Changes in functional connectivity after theta-burst transcranial magnetic stimulation for post-traumatic stress disorder: a machine-learning study

Intermittent theta burst stimulation (iTBS) is a novel treatment approach for post-traumatic stress disorder (PTSD), and recent neuroimaging work indicates that functional connectivity profiles may be able to identify those most likely to respond. However, prior work has relied on functional magnetic resonance imaging, which is expensive and difficult to scale. Alternatively, electroencephalography (EEG) represents a different approach that may be easier to implement in clinical practice. To this end, we acquired an 8-channel resting-state EEG signal on participants before (n = 47) and after (n = 43) randomized controlled trial of iTBS for PTSD (ten sessions, delivered at 80% of motor threshold, 1,800 pulses, to the right dorsolateral prefrontal cortex). We used a cross-validated support vector machine (SVM) to track changes in EEG functional connectivity after verum iTBS stimulation. We found that an SVM classifier was able to successfully separate patients who received active treatment vs. sham treatment, with statistically significant findings in the Delta band (1-4 Hz,p = 0.002).

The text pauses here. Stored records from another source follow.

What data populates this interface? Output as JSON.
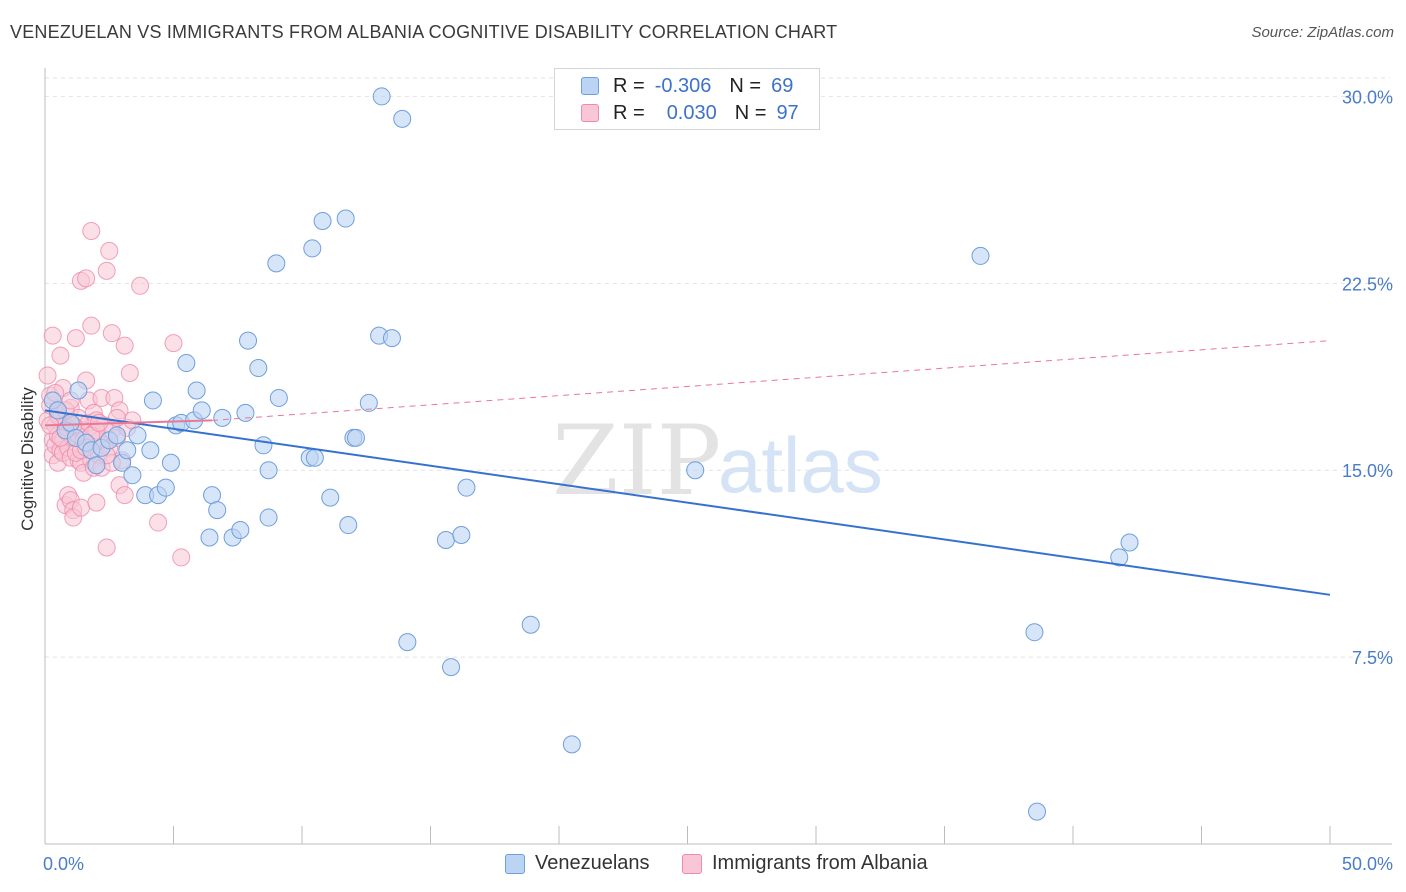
{
  "header": {
    "title": "VENEZUELAN VS IMMIGRANTS FROM ALBANIA COGNITIVE DISABILITY CORRELATION CHART",
    "source": "Source: ZipAtlas.com"
  },
  "watermark": {
    "zip": "ZIP",
    "atlas": "atlas"
  },
  "legend": {
    "rows": [
      {
        "r_label": "R =",
        "r_value": "-0.306",
        "n_label": "N =",
        "n_value": "69"
      },
      {
        "r_label": "R =",
        "r_value": "0.030",
        "n_label": "N =",
        "n_value": "97"
      }
    ]
  },
  "colors": {
    "venezuelans": "#6f9fdc",
    "venezuelans_fill": "#bcd4f3",
    "albania": "#ee8aaa",
    "albania_fill": "#f8c6d6",
    "trend_blue": "#3572d0",
    "trend_pink": "#e87896",
    "grid": "#e2e2e2",
    "tick_label": "#4a7cc7"
  },
  "chart_data": {
    "type": "scatter",
    "title": "VENEZUELAN VS IMMIGRANTS FROM ALBANIA COGNITIVE DISABILITY CORRELATION CHART",
    "xlabel": "",
    "ylabel": "Cognitive Disability",
    "xlim": [
      0,
      50
    ],
    "ylim": [
      0,
      30.9
    ],
    "x_tick_labels": [
      "0.0%",
      "50.0%"
    ],
    "y_ticks": [
      7.5,
      15.0,
      22.5,
      30.0
    ],
    "y_tick_labels": [
      "7.5%",
      "15.0%",
      "22.5%",
      "30.0%"
    ],
    "grid": "horizontal dashed",
    "legend_position": "bottom-center",
    "series": [
      {
        "name": "Venezuelans",
        "r": -0.306,
        "n": 69,
        "trend": {
          "x0": 0,
          "y0": 17.4,
          "x1": 50,
          "y1": 10.0
        },
        "points": [
          [
            0.3,
            17.8
          ],
          [
            0.5,
            17.4
          ],
          [
            0.8,
            16.6
          ],
          [
            1.0,
            16.9
          ],
          [
            1.2,
            16.3
          ],
          [
            1.3,
            18.2
          ],
          [
            1.6,
            16.1
          ],
          [
            1.8,
            15.8
          ],
          [
            2.0,
            15.2
          ],
          [
            2.2,
            15.9
          ],
          [
            2.5,
            16.2
          ],
          [
            2.8,
            16.4
          ],
          [
            3.0,
            15.3
          ],
          [
            3.2,
            15.8
          ],
          [
            3.4,
            14.8
          ],
          [
            3.6,
            16.4
          ],
          [
            3.9,
            14.0
          ],
          [
            4.1,
            15.8
          ],
          [
            4.2,
            17.8
          ],
          [
            4.4,
            14.0
          ],
          [
            4.7,
            14.3
          ],
          [
            4.9,
            15.3
          ],
          [
            5.1,
            16.8
          ],
          [
            5.3,
            16.9
          ],
          [
            5.5,
            19.3
          ],
          [
            5.8,
            17.0
          ],
          [
            5.9,
            18.2
          ],
          [
            6.1,
            17.4
          ],
          [
            6.5,
            14.0
          ],
          [
            6.7,
            13.4
          ],
          [
            6.9,
            17.1
          ],
          [
            6.4,
            12.3
          ],
          [
            7.3,
            12.3
          ],
          [
            7.6,
            12.6
          ],
          [
            7.8,
            17.3
          ],
          [
            7.9,
            20.2
          ],
          [
            8.3,
            19.1
          ],
          [
            8.5,
            16.0
          ],
          [
            8.7,
            15.0
          ],
          [
            8.7,
            13.1
          ],
          [
            9.0,
            23.3
          ],
          [
            9.1,
            17.9
          ],
          [
            10.3,
            15.5
          ],
          [
            10.4,
            23.9
          ],
          [
            10.8,
            25.0
          ],
          [
            11.1,
            13.9
          ],
          [
            11.7,
            25.1
          ],
          [
            11.8,
            12.8
          ],
          [
            12.0,
            16.3
          ],
          [
            12.6,
            17.7
          ],
          [
            13.1,
            30.0
          ],
          [
            13.0,
            20.4
          ],
          [
            13.5,
            20.3
          ],
          [
            13.9,
            29.1
          ],
          [
            14.1,
            8.1
          ],
          [
            15.6,
            12.2
          ],
          [
            15.8,
            7.1
          ],
          [
            16.2,
            12.4
          ],
          [
            16.4,
            14.3
          ],
          [
            18.9,
            8.8
          ],
          [
            20.5,
            4.0
          ],
          [
            25.3,
            15.0
          ],
          [
            36.4,
            23.6
          ],
          [
            38.5,
            8.5
          ],
          [
            38.6,
            1.3
          ],
          [
            41.8,
            11.5
          ],
          [
            42.2,
            12.1
          ],
          [
            12.1,
            16.3
          ],
          [
            10.5,
            15.5
          ]
        ]
      },
      {
        "name": "Immigrants from Albania",
        "r": 0.03,
        "n": 97,
        "trend_solid": {
          "x0": 0,
          "y0": 16.8,
          "x1": 6.5,
          "y1": 17.0
        },
        "trend_dashed": {
          "x0": 6.5,
          "y0": 17.0,
          "x1": 50,
          "y1": 20.2
        },
        "points": [
          [
            0.1,
            17.0
          ],
          [
            0.1,
            18.8
          ],
          [
            0.2,
            17.6
          ],
          [
            0.2,
            18.0
          ],
          [
            0.3,
            20.4
          ],
          [
            0.3,
            16.2
          ],
          [
            0.3,
            15.6
          ],
          [
            0.4,
            16.8
          ],
          [
            0.4,
            16.0
          ],
          [
            0.5,
            15.3
          ],
          [
            0.5,
            17.3
          ],
          [
            0.5,
            16.4
          ],
          [
            0.6,
            19.6
          ],
          [
            0.6,
            15.8
          ],
          [
            0.6,
            17.1
          ],
          [
            0.7,
            18.3
          ],
          [
            0.7,
            16.2
          ],
          [
            0.7,
            15.7
          ],
          [
            0.8,
            16.8
          ],
          [
            0.8,
            13.6
          ],
          [
            0.9,
            16.5
          ],
          [
            0.9,
            15.9
          ],
          [
            0.9,
            14.0
          ],
          [
            1.0,
            15.5
          ],
          [
            1.0,
            13.8
          ],
          [
            1.0,
            17.5
          ],
          [
            1.1,
            13.4
          ],
          [
            1.1,
            13.1
          ],
          [
            1.1,
            16.3
          ],
          [
            1.2,
            20.3
          ],
          [
            1.2,
            16.7
          ],
          [
            1.3,
            15.4
          ],
          [
            1.3,
            16.4
          ],
          [
            1.3,
            17.1
          ],
          [
            1.4,
            22.6
          ],
          [
            1.4,
            13.5
          ],
          [
            1.4,
            15.3
          ],
          [
            1.5,
            16.6
          ],
          [
            1.5,
            14.9
          ],
          [
            1.6,
            22.7
          ],
          [
            1.6,
            16.1
          ],
          [
            1.6,
            18.6
          ],
          [
            1.7,
            17.8
          ],
          [
            1.7,
            16.9
          ],
          [
            1.7,
            16.0
          ],
          [
            1.8,
            20.8
          ],
          [
            1.8,
            24.6
          ],
          [
            1.8,
            15.4
          ],
          [
            1.9,
            17.3
          ],
          [
            1.9,
            16.5
          ],
          [
            1.9,
            15.1
          ],
          [
            2.0,
            17.0
          ],
          [
            2.0,
            13.7
          ],
          [
            2.1,
            16.2
          ],
          [
            2.1,
            15.6
          ],
          [
            2.2,
            17.9
          ],
          [
            2.2,
            15.1
          ],
          [
            2.3,
            16.8
          ],
          [
            2.3,
            16.0
          ],
          [
            2.4,
            23.0
          ],
          [
            2.4,
            11.9
          ],
          [
            2.5,
            23.8
          ],
          [
            2.5,
            15.9
          ],
          [
            2.6,
            16.6
          ],
          [
            2.6,
            20.5
          ],
          [
            2.7,
            17.9
          ],
          [
            2.8,
            16.3
          ],
          [
            2.9,
            17.4
          ],
          [
            2.9,
            14.4
          ],
          [
            3.0,
            15.4
          ],
          [
            3.1,
            20.0
          ],
          [
            3.1,
            14.0
          ],
          [
            3.2,
            16.7
          ],
          [
            3.3,
            18.9
          ],
          [
            3.4,
            17.0
          ],
          [
            3.7,
            22.4
          ],
          [
            4.4,
            12.9
          ],
          [
            5.0,
            20.1
          ],
          [
            5.3,
            11.5
          ],
          [
            0.5,
            17.2
          ],
          [
            0.9,
            16.7
          ],
          [
            1.2,
            15.7
          ],
          [
            1.5,
            16.2
          ],
          [
            2.0,
            16.6
          ],
          [
            2.6,
            15.3
          ],
          [
            0.2,
            16.8
          ],
          [
            0.4,
            18.1
          ],
          [
            0.8,
            17.4
          ],
          [
            1.1,
            16.8
          ],
          [
            1.4,
            15.8
          ],
          [
            1.8,
            16.4
          ],
          [
            2.1,
            16.9
          ],
          [
            2.4,
            15.6
          ],
          [
            2.8,
            17.1
          ],
          [
            0.6,
            16.3
          ],
          [
            1.0,
            17.8
          ],
          [
            1.6,
            15.9
          ]
        ]
      }
    ]
  },
  "bottom_legend": {
    "items": [
      {
        "label": "Venezuelans"
      },
      {
        "label": "Immigrants from Albania"
      }
    ]
  }
}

Using Delta coherence, the classifier was 75.0% accurate in detecting sham vs. active iTBS, and observed changes represented an increase in functional connectivity between midline central/occipital and a decrease between frontal and central regions. The primary limitations of this work are the sparse electrode system and a modest sample size. Our findings raise the possibility that EEG and machine learning may be combined to provide a window into mechanisms of action of TMS, with the potential that these approaches can inform the development of individualized treatment methods.